Families often assume the future is a default: “We’re family, so of course we’ll reconnect eventually.”
But “we’re family” is a slogan, not a plan.
This final conversation asks:
What future is realistic? What level of contact feels healthy? How often should we speak? Do we even want a relationship, or do we just feel obligated to pretend we do?
There is no wrong answer, only honest ones.
Sometimes the future is small: a check-in twice a year.
Sometimes it’s conditional: only if the behavior changes.
Sometimes it’s nonexistent: peace requires distance.
Whatever the answer is, naming it brings emotional relief. And you don’t even have to say it out loud. Sometimes, determining the future is a matter of having an awkward conversation and a silent acknowledgement of what will and won’t be happening moving forward. And if you decide it’s time to cut ties, this can free you from holding a door open that should have been slammed shut years ago.

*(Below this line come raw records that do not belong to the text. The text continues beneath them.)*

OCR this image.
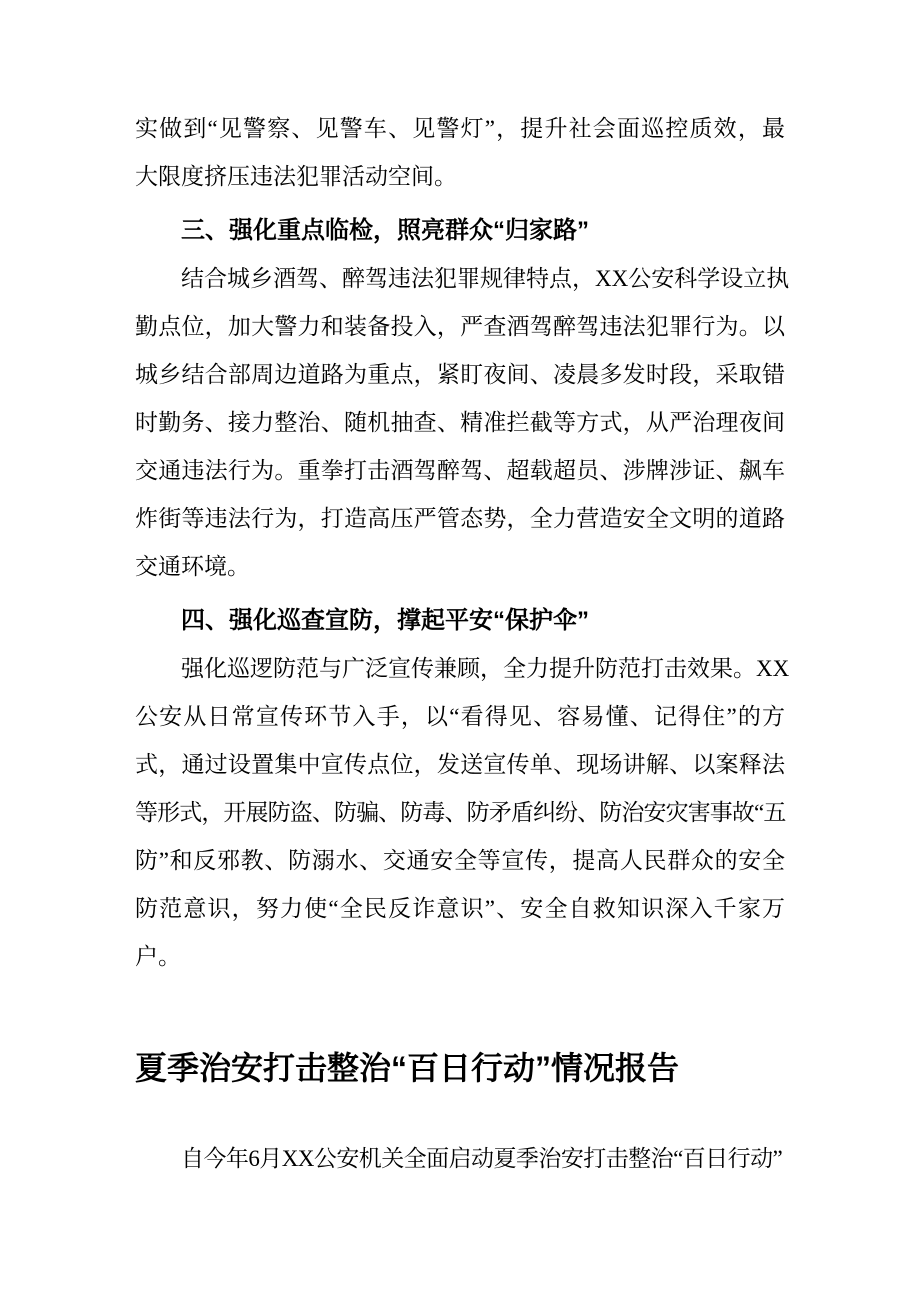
实做到“见警察、见警车、见警灯”，提升社会面巡控质效，最
大限度挤压违法犯罪活动空间。
三、强化重点临检，照亮群众“归家路”
结合城乡酒驾、醉驾违法犯罪规律特点，XX公安科学设立执
勤点位，加大警力和装备投入，严查酒驾醉驾违法犯罪行为。以
城乡结合部周边道路为重点，紧盯夜间、凌晨多发时段，采取错
时勤务、接力整治、随机抽查、精准拦截等方式，从严治理夜间
交通违法行为。重拳打击酒驾醉驾、超载超员、涉牌涉证、飙车
炸街等违法行为，打造高压严管态势，全力营造安全文明的道路
交通环境。
四、强化巡查宣防，撑起平安“保护伞”
强化巡逻防范与广泛宣传兼顾，全力提升防范打击效果。XX
公安从日常宣传环节入手，以“看得见、容易懂、记得住”的方
式，通过设置集中宣传点位，发送宣传单、现场讲解、以案释法
等形式，开展防盗、防骗、防毒、防矛盾纠纷、防治安灾害事故“五
防”和反邪教、防溺水、交通安全等宣传，提高人民群众的安全
防范意识，努力使“全民反诈意识”、安全自救知识深入千家万
户。
夏季治安打击整治“百日行动”情况报告
自今年6月XX公安机关全面启动夏季治安打击整治“百日行动”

Estranged families don’t break because they don’t care; they break because they didn’t have the conversations that mattered when it counted.
These four conversations don’t guarantee togetherness, but they do guarantee the truth. They give you a chance to create a version of adulthood where you don’t shrink, hide, or harden yourself to survive the month of December.
Some families exchange gifts, and some exchange silence. And look, either is fine, as long as you are healthy and mostly unaffected.
But emotionally mature people exchange clarity, and when you’re seeking peace and stability in your life, clarity is the only tradition worth keeping.